`pseudolog` transformer
Request for an inverse-hyperbolic-sine, a.k.a. asinh or pseudolog, transformer. x->arcsinh(x/2) behaves like ln(x) for large values of x, but behaves like x->x for small values of x; this behavior is very useful for values that are almost lognormal, but take on both positive and negative values (e.g. net worth).
Ideally, this should provide location and scale parameters that can be either tuned or set to 0/1 (making the transformation x -> arcsinh((x + loc) / 2scale).)
Hi Carlos,
Thanks for the suggestion. I am not familiar with this transformation, so I don't undertand what you mean by location and scale parameters and tune to 0/1.
Do you have a resource with more details about this transformation that you could share? Like when is it used? who developed it, or whatever you have at hand? We would need that in any case to create the documentation.
Thank you!
Thanks for the suggestion. I am not familiar with this transformation, so I don't undertand what you mean by location and scale parameters and tune to 0/1.
You can find more information here or here.
By location and scale parameters, I just mean that the transformation is of the form:
x -> asinh( (x + loc) / scale / 2)
Which has 2 parameters, loc and scale, which need to be estimated (usually by maximum likelihood).
However, people will sometimes set loc to 0, giving a simplified transform of the form:
x -> asinh(x / scale / 2)
Which only has one estimated parameter (scale).
Some people will even set scale to 1, just giving asinh(x/2).
This one is interesting, but is it numerically stable?
This one is interesting, but is it numerically stable?
Yes, there shouldn't be any problems with it.
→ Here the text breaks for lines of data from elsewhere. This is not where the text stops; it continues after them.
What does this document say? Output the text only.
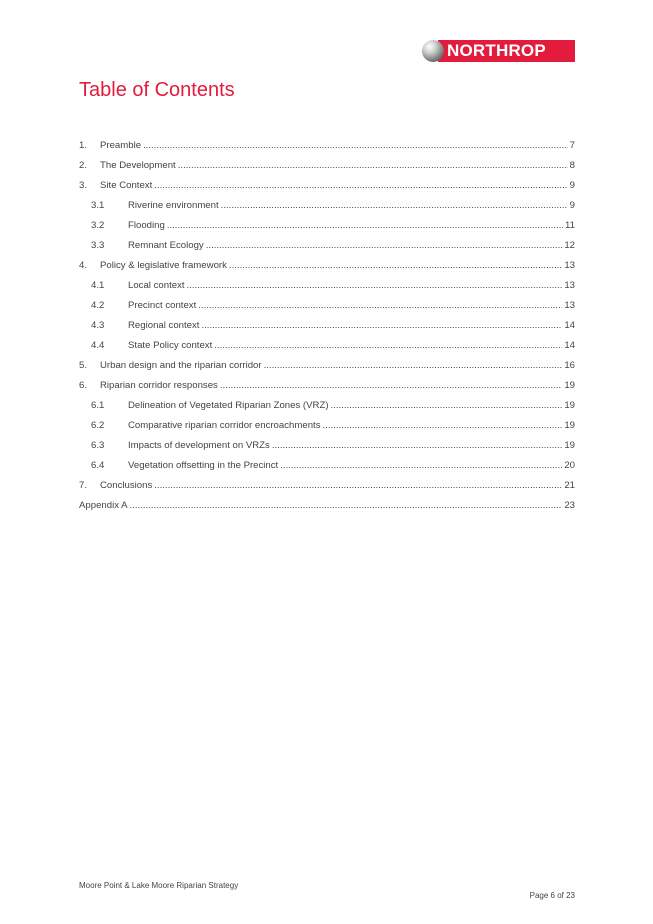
NORTHROP
Table of Contents
1.	Preamble .....	7
2.	The Development .....	8
3.	Site Context .....	9
3.1	Riverine environment .....	9
3.2	Flooding .....	11
3.3	Remnant Ecology .....	12
4.	Policy & legislative framework .....	13
4.1	Local context .....	13
4.2	Precinct context .....	13
4.3	Regional context .....	14
4.4	State Policy context .....	14
5.	Urban design and the riparian corridor .....	16
6.	Riparian corridor responses .....	19
6.1	Delineation of Vegetated Riparian Zones (VRZ) .....	19
6.2	Comparative riparian corridor encroachments .....	19
6.3	Impacts of development on VRZs .....	19
6.4	Vegetation offsetting in the Precinct .....	20
7.	Conclusions .....	21
Appendix A .....	23
Moore Point & Lake Moore Riparian Strategy
Page 6 of 23
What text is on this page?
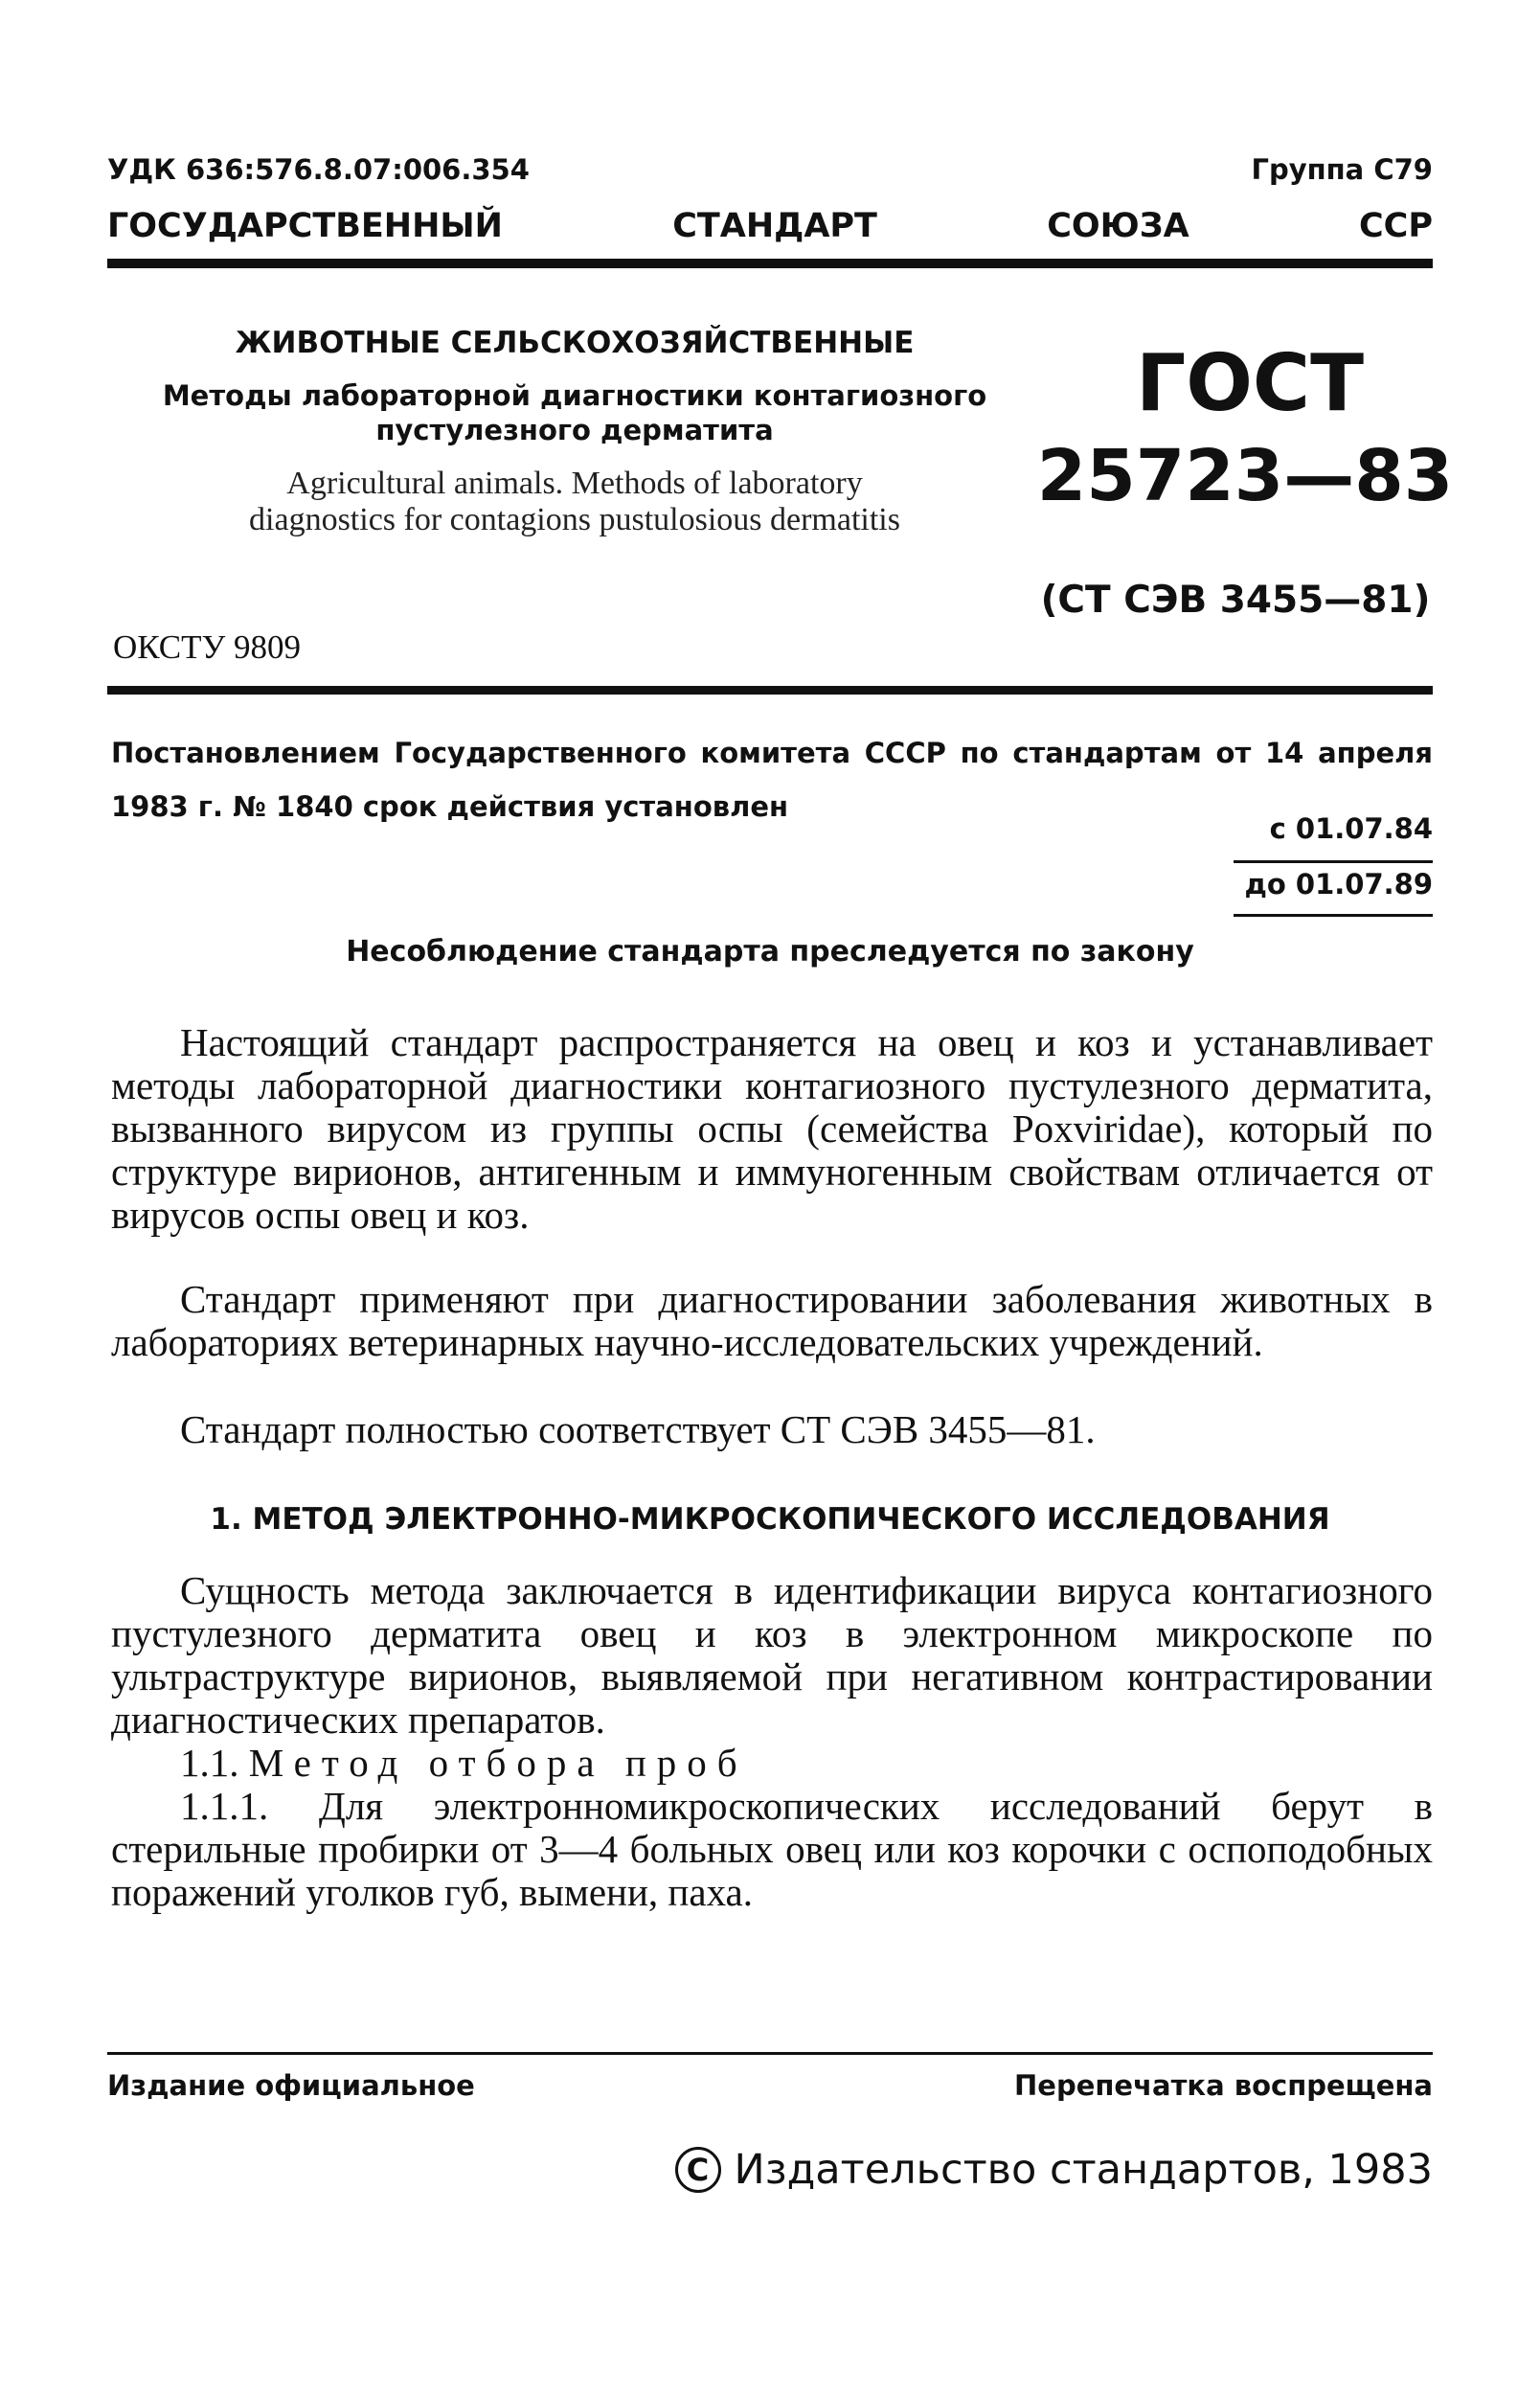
УДК 636:576.8.07:006.354	Группа С79
ГОСУДАРСТВЕННЫЙ	СТАНДАРТ	СОЮЗА	ССР
ЖИВОТНЫЕ СЕЛЬСКОХОЗЯЙСТВЕННЫЕ
Методы лабораторной диагностики контагиозного пустулезного дерматита
Agricultural animals. Methods of laboratory diagnostics for contagions pustulosious dermatitis
ГОСТ
25723—83
(СТ СЭВ 3455—81)
ОКСТУ 9809
Постановлением Государственного комитета СССР по стандартам от 14 апреля 1983 г. № 1840 срок действия установлен
с 01.07.84
до 01.07.89
Несоблюдение стандарта преследуется по закону
Настоящий стандарт распространяется на овец и коз и устанавливает методы лабораторной диагностики контагиозного пустулезного дерматита, вызванного вирусом из группы оспы (семейства Poxviridae), который по структуре вирионов, антигенным и иммуногенным свойствам отличается от вирусов оспы овец и коз.
Стандарт применяют при диагностировании заболевания животных в лабораториях ветеринарных научно-исследовательских учреждений.
Стандарт полностью соответствует СТ СЭВ 3455—81.
1. МЕТОД ЭЛЕКТРОННО-МИКРОСКОПИЧЕСКОГО ИССЛЕДОВАНИЯ
Сущность метода заключается в идентификации вируса контагиозного пустулезного дерматита овец и коз в электронном микроскопе по ультраструктуре вирионов, выявляемой при негативном контрастировании диагностических препаратов.
1.1. Метод отбора проб
1.1.1. Для электронномикроскопических исследований берут в стерильные пробирки от 3—4 больных овец или коз корочки с оспоподобных поражений уголков губ, вымени, паха.
Издание официальное	Перепечатка воспрещена
C Издательство стандартов, 1983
The only possible numerical problem is if the data aren't scaled and mean-centered, you may have problems with fitting loc and scale. This should probably be mentioned in the docs.
Hey guys! Thank you for the links and discussion. It looks good to me. Would you like to give it a go at drafting a class?
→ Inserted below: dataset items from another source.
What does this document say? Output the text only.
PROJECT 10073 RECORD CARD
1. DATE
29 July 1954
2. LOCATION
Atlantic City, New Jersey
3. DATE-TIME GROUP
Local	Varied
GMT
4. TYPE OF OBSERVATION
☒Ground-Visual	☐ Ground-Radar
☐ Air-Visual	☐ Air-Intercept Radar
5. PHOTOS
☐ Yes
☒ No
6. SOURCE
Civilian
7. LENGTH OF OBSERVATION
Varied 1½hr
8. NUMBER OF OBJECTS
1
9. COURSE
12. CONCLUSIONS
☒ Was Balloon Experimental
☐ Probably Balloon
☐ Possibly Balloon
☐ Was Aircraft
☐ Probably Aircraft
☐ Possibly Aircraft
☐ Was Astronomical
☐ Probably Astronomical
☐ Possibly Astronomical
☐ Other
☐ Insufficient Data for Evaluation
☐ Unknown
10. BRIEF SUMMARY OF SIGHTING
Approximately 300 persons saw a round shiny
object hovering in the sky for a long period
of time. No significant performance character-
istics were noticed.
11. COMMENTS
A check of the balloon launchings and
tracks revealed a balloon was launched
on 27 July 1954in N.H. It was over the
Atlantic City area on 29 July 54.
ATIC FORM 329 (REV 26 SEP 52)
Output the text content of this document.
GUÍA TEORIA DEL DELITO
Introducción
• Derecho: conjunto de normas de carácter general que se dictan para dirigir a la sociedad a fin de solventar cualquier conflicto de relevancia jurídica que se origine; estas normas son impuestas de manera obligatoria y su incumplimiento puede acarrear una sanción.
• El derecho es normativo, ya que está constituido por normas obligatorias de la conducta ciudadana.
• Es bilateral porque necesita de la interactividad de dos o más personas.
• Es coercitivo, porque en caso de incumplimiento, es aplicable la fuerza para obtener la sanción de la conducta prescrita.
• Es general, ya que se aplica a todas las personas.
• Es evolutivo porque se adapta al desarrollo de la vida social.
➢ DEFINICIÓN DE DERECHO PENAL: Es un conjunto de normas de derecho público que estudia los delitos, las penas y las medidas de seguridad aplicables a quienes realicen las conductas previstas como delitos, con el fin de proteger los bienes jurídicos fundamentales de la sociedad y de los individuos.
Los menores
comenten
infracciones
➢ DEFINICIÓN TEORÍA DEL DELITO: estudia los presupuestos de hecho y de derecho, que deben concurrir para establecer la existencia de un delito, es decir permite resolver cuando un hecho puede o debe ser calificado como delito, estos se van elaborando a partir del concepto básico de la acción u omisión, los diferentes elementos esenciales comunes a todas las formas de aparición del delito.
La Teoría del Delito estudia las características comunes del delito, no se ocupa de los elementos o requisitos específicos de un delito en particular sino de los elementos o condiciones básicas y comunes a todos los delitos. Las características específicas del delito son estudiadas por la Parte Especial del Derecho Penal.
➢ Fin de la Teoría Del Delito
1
Hey guys! Thank you for the links and discussion. It looks good to me. Would you like to give it a go at drafting a class?
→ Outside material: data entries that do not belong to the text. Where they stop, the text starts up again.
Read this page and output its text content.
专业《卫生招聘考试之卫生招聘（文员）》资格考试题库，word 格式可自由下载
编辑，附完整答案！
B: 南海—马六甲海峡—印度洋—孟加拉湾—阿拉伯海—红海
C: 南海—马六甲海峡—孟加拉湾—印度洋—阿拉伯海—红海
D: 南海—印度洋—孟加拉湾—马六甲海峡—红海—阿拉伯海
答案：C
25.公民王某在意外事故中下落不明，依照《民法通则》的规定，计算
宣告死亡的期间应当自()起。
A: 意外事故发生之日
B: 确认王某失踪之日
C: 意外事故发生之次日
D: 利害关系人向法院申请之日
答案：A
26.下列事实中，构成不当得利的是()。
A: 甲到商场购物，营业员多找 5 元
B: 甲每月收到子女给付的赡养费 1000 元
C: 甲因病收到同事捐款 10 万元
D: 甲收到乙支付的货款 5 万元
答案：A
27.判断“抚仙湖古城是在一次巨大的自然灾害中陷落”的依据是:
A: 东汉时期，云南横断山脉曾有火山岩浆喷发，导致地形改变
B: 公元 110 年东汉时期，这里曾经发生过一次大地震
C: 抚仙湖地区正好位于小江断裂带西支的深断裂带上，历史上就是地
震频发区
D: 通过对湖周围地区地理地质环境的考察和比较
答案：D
I think so, but I'm a bit stuck on how to do fitting, in that there are two approaches:
- Choose a fit to maximize the normality of the predictor variable. (Easy, but not as accurate)
- Maximum likelihood/minimum loss estimation, where we estimate the
scaleparameter by minimizing the loss in the predictions. (More principled+more accurate).
I think I've worked out how to do 1, but not how to do 2, or whether it's even possible to do using the sklearn API.
@solegalli do you know how I can add a new transformer to the existing tests? I'm not sure where I can find the tests.
You'd probably create a new .py with your transformer within the transformation folder.
Then, you need to create another script within this folder where you'd add the tests.
Plus, you'd need to add your transformer to this file for generic tests, that may fail, but then i can help you troubleshoot.
Hey @ParadaCarleton ! I wonder if you have a template of this function / class that we could use as a starter to create this transformer? Did you do any work on this?